Güncelleme Tarihi:
Kadir Has Üniversitesi’nde düzenlediği konferansla uygulamayı öğrencilere duyuran Prof. Dr. Berker, lisans eğitimi alırken üniversitenin fırsatlarından yararlanmanın ve araştırma faaliyetlerinde bulunmanın çok önemli olduğunun altını çizdi. Öğrencilerin, kendi istekleri doğrultusunda istedikleri hocanın kapısını çalarak proje veya araştırma istemelerinin onları gelecek için daha donanımlı hale getireceğini dile getiren Prof. Dr. Berker, "Bu bir proje değil üniversite içinde hem öğrenciler hem de hocalar için bir hayat tarzı. Ben konferanslarda hocalarımızın neler yaptığını birer görselle öğrencilere anlattım. 300'e yakın öğrenci bu etkinliğe katıldı ve hocaların yanına gitmeye başladı" dedi.
"HOCALARIMIZIN KAPILARI ÖĞRENCİLERE HER ZAMAN AÇIK"
Günümüzde bir işe girebilmek için sadece lisans dersi eğitiminin yeterli olmadığını belirten Prof. Dr. Berker, "Yüz binlerce öğrencinin çözmüş olduğu bayat sınav ve ödev problemlerine kimse fazla prim vermiyor. Notların iyi olması elbette önemli ama kişinin gerçek bir hayat projesinde çalışmış olması da bekleniyor. Bir projeye başlamak, ne olduğunu tanımlamak zaten çözümün yüzde 50’si. Günümüzün üniversiteleri öğrencilere bu imkanı verebilir, ki bence vermeleri de gerekir. Bizim üniversitemizde bu imkan var, hocalarımızın kapıları her zaman açık. Öğrencinin kendi isteğiyle bir proje geliştirmesi bunu yapmak için de dördüncü sınıfı beklememesi lazım. Birinci veya ikinci sınıfta hocalarının kapılarını çalarak kendilerine bir proje verip veremeyeceklerini sormaları gerek. Eğer hocadan olumsuz cevap alırlarsa hemen diğer bir hocanın kapısını çalmaları lazım. Öğrenci bunu kendisine borçlu. Böylece gerçek hayat projesi yapmış olabilir. Bu insanı neşelendirir, heyecanlandırır ve gelecek için de bir yatırım olur" diye konuştu.

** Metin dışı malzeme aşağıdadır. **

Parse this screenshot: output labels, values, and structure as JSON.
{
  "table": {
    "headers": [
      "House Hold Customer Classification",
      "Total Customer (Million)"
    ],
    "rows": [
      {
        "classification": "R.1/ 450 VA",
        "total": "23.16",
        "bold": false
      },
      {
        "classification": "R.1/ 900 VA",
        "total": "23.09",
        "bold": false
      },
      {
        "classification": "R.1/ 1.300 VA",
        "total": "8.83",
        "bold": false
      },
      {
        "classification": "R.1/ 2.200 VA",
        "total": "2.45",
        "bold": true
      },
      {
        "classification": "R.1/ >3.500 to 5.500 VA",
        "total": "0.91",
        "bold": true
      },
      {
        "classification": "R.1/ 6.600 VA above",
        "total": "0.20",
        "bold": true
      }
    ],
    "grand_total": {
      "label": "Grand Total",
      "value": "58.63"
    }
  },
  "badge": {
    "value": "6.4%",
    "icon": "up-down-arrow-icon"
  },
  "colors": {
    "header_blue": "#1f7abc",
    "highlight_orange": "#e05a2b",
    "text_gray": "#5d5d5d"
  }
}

NEDEN DERS OLARAK UYGULANMIYOR?
Bu uygulamanın bir ders olarak verilmemesini "Öğrenciler için bir zorunluluk yaratmak istemedik" şeklinde açıklayan Prof. Dr. Berker, "Sadece imza atıp çıkılacak bir ders kimsenin işine gelmez. Bence önemli olan işin içeriğinden ne kadar keyif alındığı. Belli bir süre sonra belki üzerinden not verilebilir ama şu anda öyle bir şey yok. Önemli olan nelerin başarıldığı. Öğrencinin bir öğretim üyesiyle çalışması kendisi için hem tavsiye mektubu alması hem de o hocanın araştırma grubunda yer alarak yakından bu havayı soluyabilmesi açısından çok önemli" dedi.
"HER YER BAŞARILI OLAMIYOR"
Prof. Dr. Berker, "ABD'yi ele alırsak birçok üniversitede bu uygulama var ama hepsi bu konuda başarılı olamadı. Çünkü bu iş karşılıklı bir şeyler yapılması ve heyecanı gerektiriyor. Bu işi en uzun zamandır yapanların başında ABD'deki Massachusetts Institute of Technology (MIT) geliyor. Ben de burada okumuş, profesör olmuş ve okutmuş, bu kültür almış biri olarak 20 yıl önce Türkiye'ye döndüm ve her gittiğim üniversitede bu uygulamayı başlattım. Her hafta öğrencilerime kısa sınavlar yapıp üçüncü hafta sonunda sınıf birincisi, ikincisi ve üçüncüsüne benimle çalışmalarını teklif ettim. Bu öğrencilerimin çoğu şu anda Türkiye'nin veya dünyanın iyi yerlerinde öğretim görevlisi veya araştırmacı olarak çalışıyor" diye konuştu.
Prof. Dr. Berker son olarak tüm öğrencilere hangi üniversitede olursa olsunlar bir araştırmanın, projenin içinde olmaları tavsiyesinde bulundu.